I finally discovered that the ExceptionTranslationFilter was not unique for the URLs I was using. In short, if the URL looked like: http://www.test.com/application/api/user/show/1, I wanted to use basic authentication and if the URL was http://www.test.com/application/user/show/1, I wanted to use the form-based authentication. The redirect is controlled by the ExceptionTranslationFilter and there was only one (so only one model would work at a time).
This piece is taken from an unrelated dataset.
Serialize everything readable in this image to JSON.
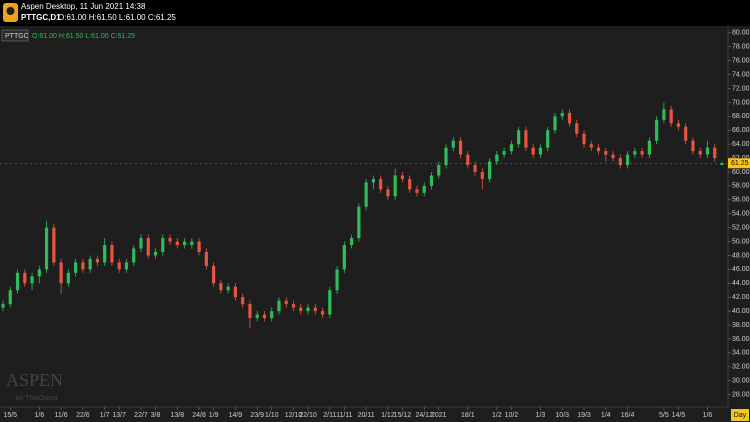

All I ended up having to do is create my own ExceptionTranslationFilter and wire it to the API URL. The final code in resources.groovy looks as follows:

import org.springframework.security.util.FilterChainProxy
import org.codehaus.groovy.grails.plugins.springsecurity.GrailsAccessDeniedHandlerImpl
import org.springframework.security.ui.ExceptionTranslationFilter

// Place your Spring DSL code here
beans = {
  basicAuthenticationEntryPoint(org.springframework.security.ui.basicauth.BasicProcessingFilterEntryPoint) {
    realmName = 'Grails Realm'
  }

  basicExceptionTranslationFilter(ExceptionTranslationFilter) {
    authenticationEntryPoint = ref('basicAuthenticationEntryPoint')
    accessDeniedHandler = ref('accessDeniedHandler')
    portResolver = ref('portResolver')
  }

  springSecurityFilterChain(FilterChainProxy) {
    filterInvocationDefinitionSource = """
         CONVERT_URL_TO_LOWERCASE_BEFORE_COMPARISON
         PATTERN_TYPE_APACHE_ANT
         /xml*/**=authenticationProcessingFilter,basicProcessingFilter,securityContextHolderAwareRequestFilter,anonymousProcessingFilter,basicExceptionTranslationFilter,filterInvocationInterceptor
         /**=httpSessionContextIntegrationFilter,logoutFilter,authenticationProcessingFilter,securityContextHolderAwareRequestFilter,rememberMeProcessingFilter,anonymousProcessingFilter,exceptionTranslationFilter,filterInvocationInterceptor
         """
  }
}

Now, visiting any URL that prefixed by a /xml/ will be a call to the basic authentication headers and every other prefix will be a standard form-based login.

Since I shaved a serious yak figuring this out, I hope it helps someone!


Responses

  1. I have suffered lots of pain due to the plugin and I will soon remove it to setup Spring Security myself. It is pretty easy to do and one is finally in full control.